Appelez-les des « pièces de rechange ». Ils (ou elles) avaient à faire un choix : la prison pour leurs crimes ou la semi-liberté comme serviteurs volontairement attachés à une personne particulière. Mais, pour prix de ce singulier servage, leur contrat incluait l'obligation de faire don à leur maître de tout organe ou membre corporel dont la greffe s'avérerait nécessaire en cas de maladie ou d'accident. Tel était le risque. Joe Sagar employait des serviteurs de ce type dans la ferme où il élevait des animaux extra-terrestres dont il revendait les peaux aux gens riches. Il ne se posait pas de questions au sujet de ses serviteurs : n'étant ni pour ni contre eux. Mais quand Carioca Jones, célèbre star de la télévision, lui rendit visite, il rencontra sa servante : une ravissante fille douée pour la musique. Il est dangeureux de s'éprendre d'une servante, surtout quand sa maîtresse est amoureuse de vous. Et ce l'est encore plus quand cela peut déclencher l'explosion qui couve sous l'ordre, difficilement maintenu en équilibre, d'une société vivant dans une Péninsule post-cataclysmique...

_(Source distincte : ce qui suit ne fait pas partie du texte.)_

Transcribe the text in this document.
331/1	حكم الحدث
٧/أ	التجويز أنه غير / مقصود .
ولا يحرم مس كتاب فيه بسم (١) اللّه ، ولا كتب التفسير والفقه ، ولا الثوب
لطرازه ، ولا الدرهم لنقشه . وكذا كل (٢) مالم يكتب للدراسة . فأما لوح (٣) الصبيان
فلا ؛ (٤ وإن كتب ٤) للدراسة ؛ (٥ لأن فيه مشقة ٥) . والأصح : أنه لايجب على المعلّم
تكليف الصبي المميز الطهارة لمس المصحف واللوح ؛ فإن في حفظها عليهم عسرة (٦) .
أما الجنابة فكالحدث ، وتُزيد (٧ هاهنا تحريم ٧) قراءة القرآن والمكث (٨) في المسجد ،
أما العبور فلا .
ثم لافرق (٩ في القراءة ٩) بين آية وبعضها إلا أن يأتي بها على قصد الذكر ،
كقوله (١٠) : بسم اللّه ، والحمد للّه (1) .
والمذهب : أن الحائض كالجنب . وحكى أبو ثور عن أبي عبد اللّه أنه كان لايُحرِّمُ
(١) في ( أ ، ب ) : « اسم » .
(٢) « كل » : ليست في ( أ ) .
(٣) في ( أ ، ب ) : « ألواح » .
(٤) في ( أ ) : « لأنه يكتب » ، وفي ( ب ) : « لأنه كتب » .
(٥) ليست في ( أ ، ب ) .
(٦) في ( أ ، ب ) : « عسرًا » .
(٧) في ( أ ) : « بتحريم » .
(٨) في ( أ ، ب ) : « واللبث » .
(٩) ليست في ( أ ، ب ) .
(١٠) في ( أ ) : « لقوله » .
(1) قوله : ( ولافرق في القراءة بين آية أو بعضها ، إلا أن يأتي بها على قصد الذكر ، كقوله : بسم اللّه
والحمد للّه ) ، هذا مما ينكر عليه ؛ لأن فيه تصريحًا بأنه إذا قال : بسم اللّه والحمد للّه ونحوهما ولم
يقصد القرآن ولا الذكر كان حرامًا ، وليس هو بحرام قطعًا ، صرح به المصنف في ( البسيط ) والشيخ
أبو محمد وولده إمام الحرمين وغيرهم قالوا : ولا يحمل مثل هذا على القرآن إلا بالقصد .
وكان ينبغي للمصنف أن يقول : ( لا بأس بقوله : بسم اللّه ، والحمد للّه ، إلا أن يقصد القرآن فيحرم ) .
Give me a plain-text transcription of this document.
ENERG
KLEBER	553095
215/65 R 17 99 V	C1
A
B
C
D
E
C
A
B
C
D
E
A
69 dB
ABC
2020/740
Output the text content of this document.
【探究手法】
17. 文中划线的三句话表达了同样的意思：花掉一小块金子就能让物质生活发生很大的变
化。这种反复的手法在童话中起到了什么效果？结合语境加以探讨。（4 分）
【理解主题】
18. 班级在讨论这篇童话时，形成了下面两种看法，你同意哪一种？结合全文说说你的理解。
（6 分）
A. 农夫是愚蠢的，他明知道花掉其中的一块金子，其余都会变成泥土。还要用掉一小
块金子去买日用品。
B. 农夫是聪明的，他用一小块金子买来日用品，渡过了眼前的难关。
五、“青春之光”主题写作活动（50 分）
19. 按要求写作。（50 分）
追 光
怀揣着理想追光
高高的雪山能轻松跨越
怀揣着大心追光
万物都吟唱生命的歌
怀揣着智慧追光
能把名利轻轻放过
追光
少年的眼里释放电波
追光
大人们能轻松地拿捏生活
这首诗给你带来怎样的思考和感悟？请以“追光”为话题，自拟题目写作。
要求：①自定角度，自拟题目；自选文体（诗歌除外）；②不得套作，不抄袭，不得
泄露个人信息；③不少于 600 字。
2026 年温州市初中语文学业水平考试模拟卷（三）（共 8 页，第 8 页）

Michael G. Coney est, selon Theodore Sturgeon, l'un des meilleurs nouveaux écrivains américains de science-fiction. On lui doit, entre autres, The Hero of Downways, Found in Orbit, Friends Come in Boxes, Mirror Image et, déjà parus en français, deux romans : Les Enfants de l'hiver et Zyzgie.
Critiques
J'aime qu'un propos intéressant soit soutenu par une histoire bien racontée. Ce qui est précisément le cas de ce roman signé par un des meilleurs nouveaux écrivains américains de S.F. (ce n'est pas moi qui l'affirme, c'est Théodore Sturgeon, et je n'irai pas le contredire après ce que j'ai personnellement lu du susnommé Coney).
Il était une fois une société d'humains qui vivait sur Terre, dans une ère nouvelle succédant à un cataclysme géologique, et qui croyait avoir trouvé le bon moyen pour punir et faire payer ses déviants, criminels en tous genres — les faire payer dans leur corps et leur conscience. Ce moyen était le suivant : soit la prison, soit s'attacher en servage pour un temps de semi-liberté auprès d'un citoyen libre. Avec à la clé l'obligation de faire don à son maître de tout organe corporel dont la greffe serait nécessaire en cas de maladie ou d'accident. Il était une fois, dans cette société, un éleveur de slictes nommé Joe Sagar, citoyen libre et membre d'un club de vol sur planeurs étranges, une certaine Carioca, ex-vedette vieillissante et aigrie, un pénitencier bizarre, une banque d'organes douteuse, un trafic clandestin de pseudo-touristes, une faune aberrante d'animaux de compagnie trafiqués (des poissons adaptés à la vie terrestre). Il était une fois des Abolitionnistes de la nouvelle Loi Pénale.
C'était un univers de crocs et de griffes : un univers d'humains.
Joli tour de force de la part de l'auteur qui nous rend parfaitement crédible cet univers, à petites touches successives, par l'intermédiaire d'un personnage central narrateur surtout pas héroïque, individu moyen tel qu'il en existe des milliers, dans ce monde-là. Ni meilleur ni pire, amené à une certaine prise de conscience, comme d'autres avec lui. Ni meilleur ni pire. Fait de griffes et de crocs, lui aussi. Comme c'est le lot de tous, des plus arrogants aux plus doux. Comme nous le découvrons au fil des pages, englués dans un suspense qui ira crescendo jusqu'à l'explosion finale (avec un passage admirable consacré aux manipulations des média). Une explosion finale, comble de raffinement et d'horreur tranquille, qui se fera sur les gammes ordinaires de la vie courante, sans recourir à l'artifice du spectaculaire factice. A vous laisser pantois. Griffes et crocs douloureux.